Candy Crush Saga and Kim Kardashian: Hollywood were big hits with gamers last year, but the question remained whether they’d be winners for investors in the companies that made the apps, King Digital Entertainment (KING) and Glu Mobile (GLUU).
After both companies just reported fourth-quarter results, it looks like investors will join the party. Shares of King were up 13% at midday on Friday at $16.65, and reached $18 briefly for the first time since August, after it reported big gains on Thursday. Shares of Glu, at $5.13, are up 33% since the company reported its results and a new game deal with pop star Katy Perry, on Feb. 5.
I’ve long argued that mobile gaming could be a sustainable business, following in the path of Hollywood studios, music record labels and videogame studios. There’s also an element of Las Vegas, as the companies analyze who is playing and tailor their apps to appeal to the biggest spenders. Last April, I put my money where my mouth was and bought shares of King, which I still own.
It’s been a rough ride. With Candy Crush revenue sinking faster than most expected, shares of King dropped from $24 at the company’s IPO on March 26, 2014, to a low of $10.68 last October. Shares of Glu shot up to a high of $7.60 last July over reports of the Kardashian app alone bringing in over $200 million. But they plummeted to as low as $3.27 by last month -- a 57% loss -- as it became clear that despite being able to melt the Internet with her naked rear, Kardashian alone could not reach $200 million.
Now comes a reversal again, with investors seeing evidence that the mobile game companies can succeed over the long term, albeit with very different strategies.
King reported total bookings in the fourth quarter of $586 million, beating analyst expectations of $541 million. And adjusted earnings per share of 57 cents came in 10 cents above what analysts expected.
The beat came not from Candy Crush but from surprising growth in the company’s other hit games, including Pet Rescue and Candy Crush sequel Candy Crush Soda. Those titles brought in $324 million, over half of the total for the first time, and up 23% from the prior quarter. That also exceeded the latest decline in revenue from Candy Crush itself, meaning the company could be back on a path to growth.

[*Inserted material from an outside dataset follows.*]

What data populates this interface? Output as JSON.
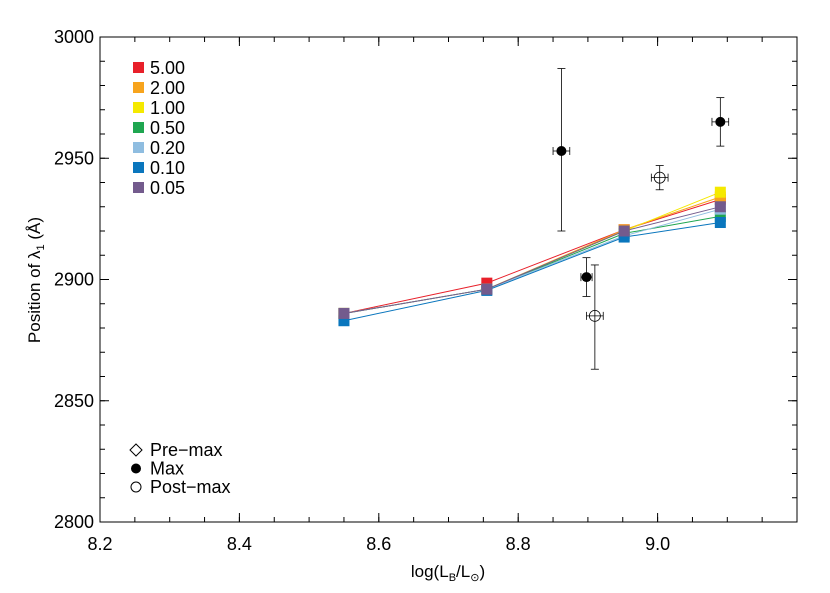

Different strategies, both paying off
King uses analytics and experiments to create games, and features within games, to attract more players and get those players to spend more money. New games get promoted to the network of players attracted from previous hits, as well as via healthy doses of online and television advertising.
The fourth-quarter results appeared to validate that strategy as a reliable hit maker. The number of daily active users reached 149 million, up 4% from the prior quarter and 20% over the past year. And while the number of paying players per month ticked downward again by 4% to 8.3 million from the prior quarter, the average amount each paid rose 12% to $23.42. King says the shift resulted from its decision to make players buy virtual currency ("gold bars") for in-game purchases. That means players make purchases less frequently but in larger amounts.
Glu has different strategy, building franchise games around media celebrities or other pop culture hits. After its success with the Kardashian game, the company sought out more stars such as Perry. Further deals will be forthcoming, CEO Niccolo de Masi told analysts last week.
"Glu now has partnered with two celebrities with a combined social following of over 240 million,” he noted. “We intend to continue expanding upon our entertainment partnerships on an ongoing basis and have a number of later-stage discussions underway. I anticipate Glu titles having the support of over 400 million social channel followers by the end of 2016."
The company is also planning to launch games based on the next James Bond movie and the upcoming "Terminator: Genesis" movie.
Glu's fourth-quarter results also surprised analysts. Sales of $72.9 million topped analyst forecasts by almost $10 million. Adjusted earnings per share of 11 cents exceeded the average analyst estimate of 2 cents.
Two very different approaches, both paying off.
The same couldn’t be said for early mobile-gaming pioneer Zynga (ZNGA). It continued to struggle and disappoint without a coherent strategy for generating new hit games. Its shares dropped nearly 16% to $2.24 in midday trading after the company reported sales that missed analyst expectations for the fifth time in the past six quarters.
Maybe CEO Don Mattrick should get on the horn with Hollywood.